Pertumbuhan Tujuh Lapangan Usaha di Bengkulu Ini Mengalami Kontraksi

BPS Provinsi Bengkulu

BPS Provinsi Bengkulu

BENGKULU – Badan Pusat Statistik Provinsi Bengkulu mencatat perekonomian Bengkulu pada triwulan tiga tahun 2023 mengalami kontraksi pertumbuhan sebesar -2,44 persen dibanding triwulan dua tahun 2023.

Kepala BPS Bengkulu, Win Rizal mengatakan, kontraksi pertumbuhan terjadi pada tujuh lapangan usaha, sementara sepuluh lapangan usaha lainnya mengalami pertumbuhan.

“Masih tumbuh 3,96 persen, tapi kalau q-to-q dibandingkan dengan triwulan II tahun 2023, terjadi kontraksi sebesar minus 2,44 persen,” ungkapnya, Senin (6/11/2023).

Win menambahkan, tiga lapangan usaha yang mengalami kontraksi pertumbuhan tertinggi adalah Transportasi dan Pergudangan sebesar minus 15,16 persen.

Administrasi Pemerintahan sebesar minus 11,49 persen dan Pengadaan Air, Pengelolaan Sampah, Limbah dan Daur Ulang sebesar minus 4,62 persen.

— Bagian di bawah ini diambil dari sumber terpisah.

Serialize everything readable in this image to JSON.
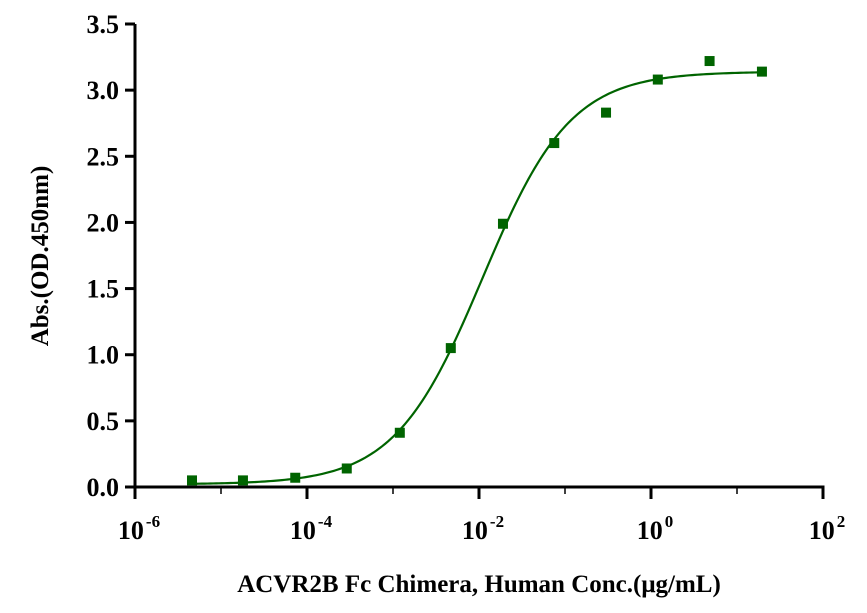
{
  "chart_data": {
    "type": "scatter",
    "title": "",
    "xlabel": "ACVR2B Fc Chimera, Human Conc.(μg/mL)",
    "ylabel": "Abs.(OD.450nm)",
    "x_scale": "log",
    "xlim": [
      1e-06,
      100
    ],
    "ylim": [
      0,
      3.5
    ],
    "x_ticks": [
      {
        "base": "10",
        "exp": "-6",
        "value": 1e-06
      },
      {
        "base": "10",
        "exp": "-4",
        "value": 0.0001
      },
      {
        "base": "10",
        "exp": "-2",
        "value": 0.01
      },
      {
        "base": "10",
        "exp": "0",
        "value": 1
      },
      {
        "base": "10",
        "exp": "2",
        "value": 100
      }
    ],
    "y_ticks": [
      "0.0",
      "0.5",
      "1.0",
      "1.5",
      "2.0",
      "2.5",
      "3.0",
      "3.5"
    ],
    "grid": false,
    "legend": "none",
    "series": [
      {
        "color": "#006400",
        "marker": "square",
        "x": [
          4.6e-06,
          1.8e-05,
          7.3e-05,
          0.00029,
          0.0012,
          0.0047,
          0.019,
          0.075,
          0.3,
          1.2,
          4.8,
          19.5
        ],
        "y": [
          0.05,
          0.05,
          0.07,
          0.14,
          0.41,
          1.05,
          1.99,
          2.6,
          2.83,
          3.08,
          3.22,
          3.14
        ]
      }
    ],
    "fit": {
      "type": "4PL",
      "color": "#006400",
      "bottom": 0.02,
      "top": 3.14,
      "ec50": 0.011,
      "hill": 0.85
    }
  }
}
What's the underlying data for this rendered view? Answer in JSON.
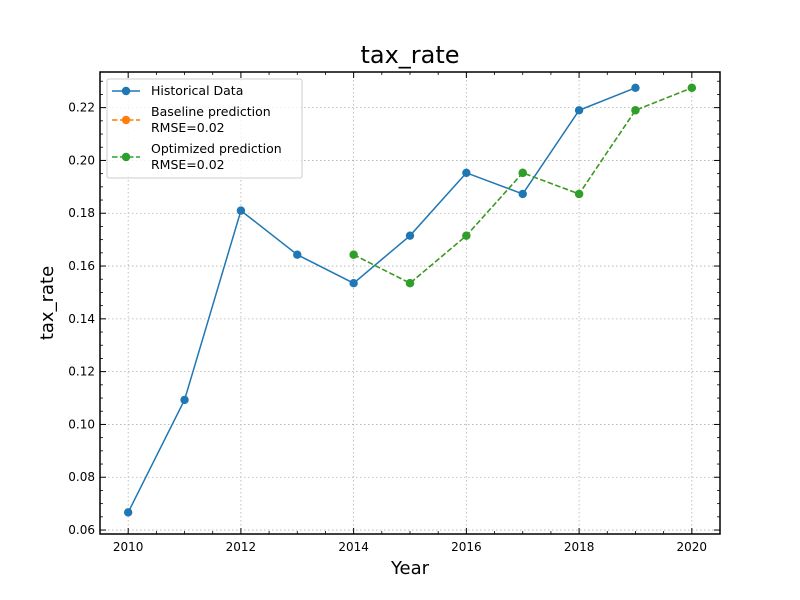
{
  "chart_data": {
    "type": "line",
    "title": "tax_rate",
    "xlabel": "Year",
    "ylabel": "tax_rate",
    "xlim": [
      2009.5,
      2020.5
    ],
    "ylim": [
      0.0585,
      0.2335
    ],
    "x_ticks": [
      2010,
      2012,
      2014,
      2016,
      2018,
      2020
    ],
    "x_tick_labels": [
      "2010",
      "2012",
      "2014",
      "2016",
      "2018",
      "2020"
    ],
    "y_ticks": [
      0.06,
      0.08,
      0.1,
      0.12,
      0.14,
      0.16,
      0.18,
      0.2,
      0.22
    ],
    "y_tick_labels": [
      "0.06",
      "0.08",
      "0.10",
      "0.12",
      "0.14",
      "0.16",
      "0.18",
      "0.20",
      "0.22"
    ],
    "grid": true,
    "legend_position": "top-left",
    "series": [
      {
        "name": "Historical Data",
        "color": "#1f77b4",
        "line_style": "solid",
        "x": [
          2010,
          2011,
          2012,
          2013,
          2014,
          2015,
          2016,
          2017,
          2018,
          2019
        ],
        "values": [
          0.0667,
          0.1093,
          0.181,
          0.1643,
          0.1535,
          0.1715,
          0.1953,
          0.1873,
          0.219,
          0.2275
        ]
      },
      {
        "name": "Baseline prediction",
        "legend_sub": "RMSE=0.02",
        "color": "#ff7f0e",
        "line_style": "dashed",
        "x": [
          2014,
          2015,
          2016,
          2017,
          2018,
          2019,
          2020
        ],
        "values": [
          0.1643,
          0.1535,
          0.1715,
          0.1953,
          0.1873,
          0.219,
          0.2275
        ]
      },
      {
        "name": "Optimized prediction",
        "legend_sub": "RMSE=0.02",
        "color": "#2ca02c",
        "line_style": "dashed",
        "x": [
          2014,
          2015,
          2016,
          2017,
          2018,
          2019,
          2020
        ],
        "values": [
          0.1643,
          0.1535,
          0.1715,
          0.1953,
          0.1873,
          0.219,
          0.2275
        ]
      }
    ]
  }
}
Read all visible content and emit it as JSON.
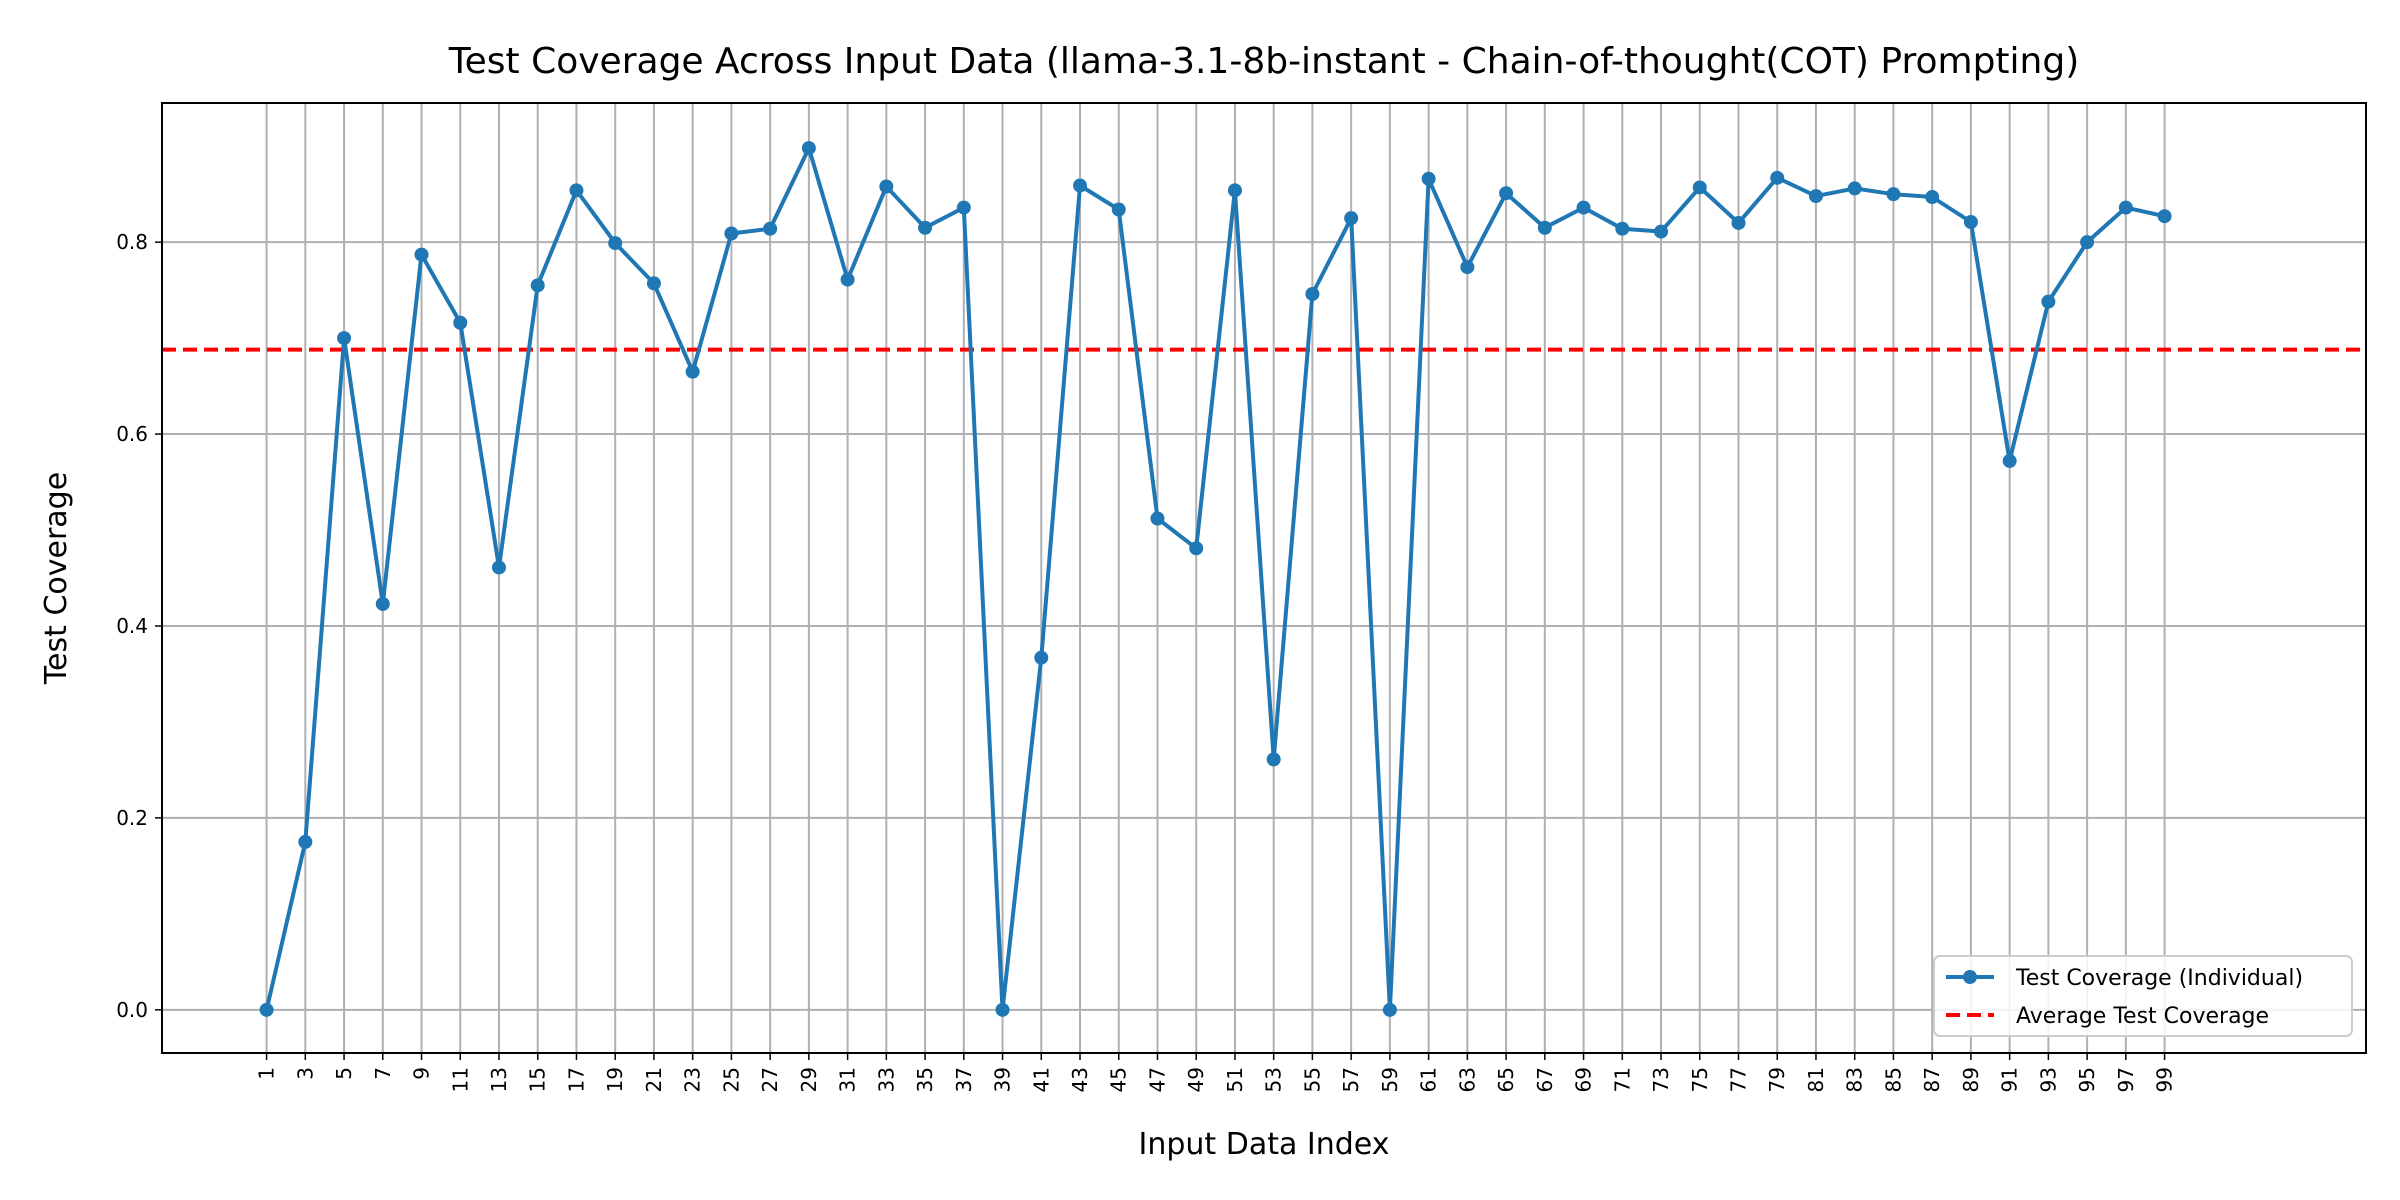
{
  "chart_data": {
    "type": "line",
    "title": "Test Coverage Across Input Data (llama-3.1-8b-instant - Chain-of-thought(COT) Prompting)",
    "xlabel": "Input Data Index",
    "ylabel": "Test Coverage",
    "xlim": [
      -4.4,
      109.4
    ],
    "ylim": [
      -0.045,
      0.945
    ],
    "x_ticks": [
      1,
      3,
      5,
      7,
      9,
      11,
      13,
      15,
      17,
      19,
      21,
      23,
      25,
      27,
      29,
      31,
      33,
      35,
      37,
      39,
      41,
      43,
      45,
      47,
      49,
      51,
      53,
      55,
      57,
      59,
      61,
      63,
      65,
      67,
      69,
      71,
      73,
      75,
      77,
      79,
      81,
      83,
      85,
      87,
      89,
      91,
      93,
      95,
      97,
      99
    ],
    "y_ticks": [
      0.0,
      0.2,
      0.4,
      0.6,
      0.8
    ],
    "grid": true,
    "legend_position": "lower-right",
    "series": [
      {
        "name": "Test Coverage (Individual)",
        "color": "#1f77b4",
        "marker": "circle",
        "x": [
          1,
          3,
          5,
          7,
          9,
          11,
          13,
          15,
          17,
          19,
          21,
          23,
          25,
          27,
          29,
          31,
          33,
          35,
          37,
          39,
          41,
          43,
          45,
          47,
          49,
          51,
          53,
          55,
          57,
          59,
          61,
          63,
          65,
          67,
          69,
          71,
          73,
          75,
          77,
          79,
          81,
          83,
          85,
          87,
          89,
          91,
          93,
          95,
          97,
          99
        ],
        "values": [
          0.0,
          0.175,
          0.7,
          0.423,
          0.787,
          0.716,
          0.461,
          0.755,
          0.854,
          0.799,
          0.757,
          0.665,
          0.809,
          0.814,
          0.898,
          0.761,
          0.858,
          0.815,
          0.836,
          0.0,
          0.367,
          0.859,
          0.834,
          0.512,
          0.481,
          0.854,
          0.261,
          0.746,
          0.825,
          0.0,
          0.866,
          0.774,
          0.851,
          0.815,
          0.836,
          0.814,
          0.811,
          0.857,
          0.82,
          0.867,
          0.848,
          0.856,
          0.85,
          0.847,
          0.821,
          0.572,
          0.738,
          0.8,
          0.836,
          0.827
        ]
      },
      {
        "name": "Average Test Coverage",
        "color": "#ff0000",
        "style": "dashed",
        "value": 0.688
      }
    ]
  }
}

Sementara itu, tiga lapangan usaha yang mengalami pertumbuhan tertinggi adalah Konstruksi sebesar 4,42 persen; Industri Pengolahan sebesar 3,29 persen; dan Jasa Pendidikan sebesar 2,30 persen.

Pertumbuhan Year on Year

Perekonomian Provinsi Bengkulu masih didominasi oleh lapangan usaha Pertanian, Kehutanan, dan Perikanan sebesar 28,90 persen.

Ini diikuti oleh Perdagangan Besar dan Eceran sebesar 14,40 persen serta Transportasi dan Pergudangan sebesar 9,06 persen. Peranan ketiga lapangan usaha tersebut dalam perekonomian Provinsi mampu mencapai 52,36 persen.

Ekonomi Provinsi Bengkulu Triwulan III-2023 dibanding Triwulan III-2022 (y-on-y) mengalami pertumbuhan sebesar 3,96 persen. Pertumbuhan terjadi pada 14 lapangan usaha, sementara tiga lapangan usaha lainnya mengalami kontraksi (pertumbuhan negatif).

Tiga lapangan usaha yang mengalami pertumbuhan tertinggi adalah Penyediaan Akomodasi dan Makan Minum sebesar 10,05 persen, diikuti Informasi dan Komunikasi sebesar 9,91 persen dan Jasa Lainnya sebesar 9,54 persen.

Sedangkan, tiga lapangan usaha yang mengalami kontraksi adalah Jasa Keuangan dan Asuransi sebesar minus 6,61 persen; Pertambangan dan Penggalian sebesar minus 0,67 persen dan Industri Pengolahan sebesar minus 0,30 persen. Adapun lapangan usaha Pertanian, Kehutanan, dan Perikanan yang memiliki peran dominan mengalami pertumbuhan sebesar 2,74 persen.